Alvin Chua // Saturday, April 10th, 2004
// Printable version 
Final Fantasy: Crystal Chronicles review
Square and Nintendo bring a multiplayer role-playing experience into your living room.
Final Fantasy: Crystal Chronicles is an epic undertaking. And I’m not talking about the lavish production values, the complex relationship between Nintendo and Square or even the amount of time it takes to complete the quest. I’m talking about the effort it takes to get a decent multiplayer game going.
For those of us spoiled by easy access to the Internet (and if you’re reading this you probably have been at some point), setting up a multiplayer game is usually effortless. To get the most out of Crystal Chronicles requires four GBA systems as well as the link cables to connect them to your GameCube. Not to mention the organisational skills needed to get four of your gaming friends together at the same time, for the same length of time to play a decent session without someone having to leave half way through.
Without at least three players you will be missing out on the most this game has to offer.
You must gather your party before venturing forth…
So what exactly will most of the GameCube-owning world be missing out on? To begin with, the travelling motif of the game suggests that by playing, you will be embarking on a journey. Caravans of adventurers wander into dangerous places…
You move around a simple map, picking towns to visit, or “dungeons” to explore. Which is where the core gameplay lies. And this gameplay is very simple, but keeps its focus on timing and manoeuvring, targeting and avoiding attacks. A lot of the features that one would expect in a normal role-playing game, such as advancement through experience points, are absent completely.

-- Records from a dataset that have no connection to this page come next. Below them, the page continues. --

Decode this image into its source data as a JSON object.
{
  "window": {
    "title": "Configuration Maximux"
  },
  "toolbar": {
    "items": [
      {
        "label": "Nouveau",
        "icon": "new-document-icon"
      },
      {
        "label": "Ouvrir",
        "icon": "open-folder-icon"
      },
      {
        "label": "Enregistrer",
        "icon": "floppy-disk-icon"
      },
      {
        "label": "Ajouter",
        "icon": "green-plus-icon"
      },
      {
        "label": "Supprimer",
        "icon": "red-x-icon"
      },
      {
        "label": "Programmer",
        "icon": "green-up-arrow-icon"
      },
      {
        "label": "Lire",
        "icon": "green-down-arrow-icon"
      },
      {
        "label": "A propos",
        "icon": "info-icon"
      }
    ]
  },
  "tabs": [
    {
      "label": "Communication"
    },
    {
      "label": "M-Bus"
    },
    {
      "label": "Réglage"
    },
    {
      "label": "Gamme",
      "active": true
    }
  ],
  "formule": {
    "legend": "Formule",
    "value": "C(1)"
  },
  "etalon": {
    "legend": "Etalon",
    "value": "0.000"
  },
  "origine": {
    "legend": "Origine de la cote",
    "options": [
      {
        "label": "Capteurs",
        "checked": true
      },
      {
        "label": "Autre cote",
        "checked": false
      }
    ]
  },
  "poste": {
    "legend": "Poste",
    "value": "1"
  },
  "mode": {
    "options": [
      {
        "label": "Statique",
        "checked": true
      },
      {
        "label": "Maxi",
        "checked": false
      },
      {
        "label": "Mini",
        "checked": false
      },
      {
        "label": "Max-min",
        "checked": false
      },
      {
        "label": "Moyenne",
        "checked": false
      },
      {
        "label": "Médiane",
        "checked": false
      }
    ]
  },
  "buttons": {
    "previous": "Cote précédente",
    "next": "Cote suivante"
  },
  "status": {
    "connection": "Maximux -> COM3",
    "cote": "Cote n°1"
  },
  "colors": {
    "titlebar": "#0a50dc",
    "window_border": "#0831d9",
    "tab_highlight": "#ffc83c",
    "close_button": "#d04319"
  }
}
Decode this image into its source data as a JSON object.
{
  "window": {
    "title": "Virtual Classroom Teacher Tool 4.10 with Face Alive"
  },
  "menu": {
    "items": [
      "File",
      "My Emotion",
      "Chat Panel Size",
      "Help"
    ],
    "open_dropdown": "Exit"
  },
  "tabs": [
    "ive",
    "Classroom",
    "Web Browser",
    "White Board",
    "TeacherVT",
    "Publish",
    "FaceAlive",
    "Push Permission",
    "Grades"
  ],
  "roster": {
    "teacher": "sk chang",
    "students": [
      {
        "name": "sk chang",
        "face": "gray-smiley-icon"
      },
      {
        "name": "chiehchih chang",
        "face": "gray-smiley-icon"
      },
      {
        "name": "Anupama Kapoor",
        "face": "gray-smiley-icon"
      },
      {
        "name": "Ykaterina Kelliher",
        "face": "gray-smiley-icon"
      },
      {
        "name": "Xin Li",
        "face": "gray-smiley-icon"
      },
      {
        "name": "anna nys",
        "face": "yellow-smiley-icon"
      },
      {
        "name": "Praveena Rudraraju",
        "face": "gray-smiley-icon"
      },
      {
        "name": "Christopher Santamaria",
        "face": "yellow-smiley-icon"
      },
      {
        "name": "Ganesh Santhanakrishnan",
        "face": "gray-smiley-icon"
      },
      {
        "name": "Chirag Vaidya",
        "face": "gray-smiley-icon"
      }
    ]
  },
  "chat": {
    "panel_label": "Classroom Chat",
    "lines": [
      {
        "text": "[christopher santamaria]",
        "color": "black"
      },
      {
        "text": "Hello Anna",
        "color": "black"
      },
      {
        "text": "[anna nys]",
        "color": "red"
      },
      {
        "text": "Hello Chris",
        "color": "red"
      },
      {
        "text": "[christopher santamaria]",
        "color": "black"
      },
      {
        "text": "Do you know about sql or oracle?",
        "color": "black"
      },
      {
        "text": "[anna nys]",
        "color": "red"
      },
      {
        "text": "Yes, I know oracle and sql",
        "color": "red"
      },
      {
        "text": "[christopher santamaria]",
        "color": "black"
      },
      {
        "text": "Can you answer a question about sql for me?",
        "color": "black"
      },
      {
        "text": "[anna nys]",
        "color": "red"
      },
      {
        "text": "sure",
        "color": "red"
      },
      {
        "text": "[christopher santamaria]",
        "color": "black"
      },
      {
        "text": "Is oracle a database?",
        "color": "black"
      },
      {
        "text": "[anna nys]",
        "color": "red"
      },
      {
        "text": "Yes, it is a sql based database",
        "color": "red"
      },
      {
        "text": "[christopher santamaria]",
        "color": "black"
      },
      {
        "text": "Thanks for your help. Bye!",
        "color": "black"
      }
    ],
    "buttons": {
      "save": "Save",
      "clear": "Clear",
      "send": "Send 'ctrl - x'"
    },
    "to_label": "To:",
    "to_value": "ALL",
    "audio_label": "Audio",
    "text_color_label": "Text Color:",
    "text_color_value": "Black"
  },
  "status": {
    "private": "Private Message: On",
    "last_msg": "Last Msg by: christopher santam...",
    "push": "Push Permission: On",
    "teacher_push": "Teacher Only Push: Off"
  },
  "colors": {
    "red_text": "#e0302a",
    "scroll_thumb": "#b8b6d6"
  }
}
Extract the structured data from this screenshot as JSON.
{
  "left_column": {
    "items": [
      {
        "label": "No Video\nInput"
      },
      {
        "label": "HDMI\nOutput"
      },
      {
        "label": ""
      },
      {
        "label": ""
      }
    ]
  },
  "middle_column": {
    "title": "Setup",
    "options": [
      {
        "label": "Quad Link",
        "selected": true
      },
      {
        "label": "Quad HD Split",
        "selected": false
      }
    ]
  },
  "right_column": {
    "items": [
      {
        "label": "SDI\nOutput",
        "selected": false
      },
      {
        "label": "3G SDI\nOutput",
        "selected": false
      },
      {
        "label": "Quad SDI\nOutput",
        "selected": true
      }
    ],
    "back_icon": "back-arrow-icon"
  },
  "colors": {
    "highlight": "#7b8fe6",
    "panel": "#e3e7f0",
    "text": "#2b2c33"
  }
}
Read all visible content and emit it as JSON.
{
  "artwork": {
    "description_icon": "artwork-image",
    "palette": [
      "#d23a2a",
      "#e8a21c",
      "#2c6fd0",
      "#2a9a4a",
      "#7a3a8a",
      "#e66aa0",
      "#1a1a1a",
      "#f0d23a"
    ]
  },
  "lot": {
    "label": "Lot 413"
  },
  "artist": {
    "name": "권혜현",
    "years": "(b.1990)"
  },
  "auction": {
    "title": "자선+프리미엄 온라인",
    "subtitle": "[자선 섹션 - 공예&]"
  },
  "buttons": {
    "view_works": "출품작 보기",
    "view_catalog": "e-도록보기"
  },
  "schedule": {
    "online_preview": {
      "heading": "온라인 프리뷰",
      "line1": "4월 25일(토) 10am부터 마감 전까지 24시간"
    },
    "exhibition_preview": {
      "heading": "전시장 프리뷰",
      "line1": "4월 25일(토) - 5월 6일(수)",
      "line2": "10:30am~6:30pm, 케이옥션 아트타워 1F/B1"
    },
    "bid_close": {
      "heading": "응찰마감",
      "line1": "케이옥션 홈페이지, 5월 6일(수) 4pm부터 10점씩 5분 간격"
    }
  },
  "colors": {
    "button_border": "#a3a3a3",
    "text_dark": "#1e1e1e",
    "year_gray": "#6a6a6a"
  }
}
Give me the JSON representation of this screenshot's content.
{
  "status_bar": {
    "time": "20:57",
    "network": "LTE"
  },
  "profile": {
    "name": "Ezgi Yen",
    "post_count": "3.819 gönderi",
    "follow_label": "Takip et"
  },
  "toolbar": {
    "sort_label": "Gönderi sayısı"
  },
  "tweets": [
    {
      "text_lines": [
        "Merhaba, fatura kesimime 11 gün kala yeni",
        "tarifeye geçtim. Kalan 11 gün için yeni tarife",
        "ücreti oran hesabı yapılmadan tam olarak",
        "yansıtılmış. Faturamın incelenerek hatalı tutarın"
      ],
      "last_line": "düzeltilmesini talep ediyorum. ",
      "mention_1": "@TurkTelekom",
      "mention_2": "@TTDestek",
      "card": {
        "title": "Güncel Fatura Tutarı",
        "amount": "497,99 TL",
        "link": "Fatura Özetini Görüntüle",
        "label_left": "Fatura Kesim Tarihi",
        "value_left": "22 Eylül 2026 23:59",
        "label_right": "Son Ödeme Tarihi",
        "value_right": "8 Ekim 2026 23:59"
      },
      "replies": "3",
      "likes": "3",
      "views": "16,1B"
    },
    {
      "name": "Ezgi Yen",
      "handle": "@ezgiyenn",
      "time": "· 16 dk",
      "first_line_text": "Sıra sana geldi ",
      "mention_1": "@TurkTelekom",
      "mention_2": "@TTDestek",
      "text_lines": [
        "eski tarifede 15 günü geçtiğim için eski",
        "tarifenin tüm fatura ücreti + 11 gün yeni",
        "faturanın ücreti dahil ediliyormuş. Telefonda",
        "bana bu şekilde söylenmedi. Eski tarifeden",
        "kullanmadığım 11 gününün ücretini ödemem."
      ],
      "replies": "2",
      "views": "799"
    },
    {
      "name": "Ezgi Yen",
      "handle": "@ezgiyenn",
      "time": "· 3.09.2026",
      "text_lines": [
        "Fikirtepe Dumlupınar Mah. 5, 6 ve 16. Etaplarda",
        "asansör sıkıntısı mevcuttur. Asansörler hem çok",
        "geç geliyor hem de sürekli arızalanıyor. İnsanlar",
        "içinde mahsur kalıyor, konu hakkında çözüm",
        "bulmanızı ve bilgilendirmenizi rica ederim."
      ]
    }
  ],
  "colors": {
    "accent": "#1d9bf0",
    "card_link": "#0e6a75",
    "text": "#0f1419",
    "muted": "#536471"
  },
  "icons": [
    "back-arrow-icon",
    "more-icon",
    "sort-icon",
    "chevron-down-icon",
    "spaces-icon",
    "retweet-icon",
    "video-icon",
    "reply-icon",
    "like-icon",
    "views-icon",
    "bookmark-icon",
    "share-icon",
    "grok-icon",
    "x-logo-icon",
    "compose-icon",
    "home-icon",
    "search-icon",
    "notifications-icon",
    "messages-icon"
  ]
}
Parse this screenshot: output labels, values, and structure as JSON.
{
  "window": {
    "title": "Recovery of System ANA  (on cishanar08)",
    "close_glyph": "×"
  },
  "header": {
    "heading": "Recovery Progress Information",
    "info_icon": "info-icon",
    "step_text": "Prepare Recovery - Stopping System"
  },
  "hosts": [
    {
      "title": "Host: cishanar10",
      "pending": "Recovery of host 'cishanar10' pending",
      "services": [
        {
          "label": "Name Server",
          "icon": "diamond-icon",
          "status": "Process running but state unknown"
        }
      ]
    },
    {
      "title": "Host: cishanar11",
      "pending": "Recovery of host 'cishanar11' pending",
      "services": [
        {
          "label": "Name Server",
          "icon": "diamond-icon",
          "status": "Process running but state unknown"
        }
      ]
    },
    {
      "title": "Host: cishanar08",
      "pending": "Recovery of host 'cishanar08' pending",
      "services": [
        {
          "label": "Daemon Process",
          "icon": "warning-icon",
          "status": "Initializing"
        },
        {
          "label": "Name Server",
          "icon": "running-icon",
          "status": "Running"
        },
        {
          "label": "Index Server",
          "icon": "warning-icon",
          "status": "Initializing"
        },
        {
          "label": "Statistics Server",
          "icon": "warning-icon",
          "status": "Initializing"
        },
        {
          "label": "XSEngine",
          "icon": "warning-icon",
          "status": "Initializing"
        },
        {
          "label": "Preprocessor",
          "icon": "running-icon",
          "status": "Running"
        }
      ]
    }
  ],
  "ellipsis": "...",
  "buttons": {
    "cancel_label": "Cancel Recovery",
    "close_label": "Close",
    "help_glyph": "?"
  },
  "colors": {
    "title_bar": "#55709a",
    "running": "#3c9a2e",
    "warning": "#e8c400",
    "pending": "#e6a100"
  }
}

The only character advancement comes from collecting items, which means that sharing loot and building a team becomes paramount. What this means for solo players is that the game is very bare and devoid of little more than some basic combat and wandering around lonely maps. This makes it a sort of kinder and gentler Diablo. But the relative brevity and simplicity of the levels makes you realize that the game is simply about fighting your way from one level to another.
In some sense, it’s the Super Smash Bros. of RPGs, but with much less to collect. This only serves to disappoint if you’re expecting some kind of role-playing game, because apart from the most basic attribute management, Crystal Chronicles can barely be called a role-playing game. Which makes the point of whether this is a good addition to the Final Fantasy series of games almost irrelevant.
It’s party time
Most of the interaction in Crystal Chronicles comes from outside of the game box. What was at first just a lone character running circles around a boss monster turns into a group of four making flanking attacks, providing healing support and making attacks from the rear. The only problem that arises is with how awkward it can become.
The use of Game Boy Advance systems as controls adds little beyond slightly reducing the amount of information that needs to be displayed on the TV. The control pad is a lot more limiting than the Gamecube’s own controller and unless a perfectly balanced set of characters is chosen, the necessary coordination to execute the more complex spells or attacks becomes almost too much of a chore.
Characters levels must also be in sync with each other. There is little chance for two stronger characters to bolster a third weaker one, for example, so the game’s option to introduce new characters from different memory cards becomes less useful than imagined.
Square’s dramatic hook
Crystal Chronicles contradicts itself, in that it is designed to allow each player independence, or the feeling of independence at least, through its control system, but in fact it demands a great deal of devotion to the group. In a strange way, once everyone in your party has committed to getting together and setting up all the controllers required, you feel as if you have to play. That to simply give up, for any reason, would be a wasted effort. It’s almost a sort of emotional blackmail.
Perhaps it’s this emotional blackmail that makes you ignore the beautiful levels, with wonderful use of colour that makes screenshots of the game look like postcards from a fairy tale. Perhaps it’s this emotional blackmail that makes you barely notice the soothing Celtic music and charming narrator’s voiceover.
The Neverending Story
But the beautiful tableaux of levels, despite their picturesque nature, have layouts that are far too simple and scenery that offers little chance for interaction. Each level is simply a battlefield for your characters. Even in the lush environs of the towns, each lavishly decorated house often serves as little more than a vehicle for one or two sentences of incidental plot.
The core gameplay and plot is really down to the group of people who play it. Is the story of a group of disaffected teenagers who might otherwise be getting drunk? Is it the story of a young man and his resentful girlfriend, battling through the last days of their relationship? Is it the story of a parent sharing her love of gaming with her children? Square have tried to give us a chance to tell our own stories through this game, but their rules and prerequisites are often too restricting and the rewards not always enough. But for those who have made the effort, it’s still a story worth listening to for a while.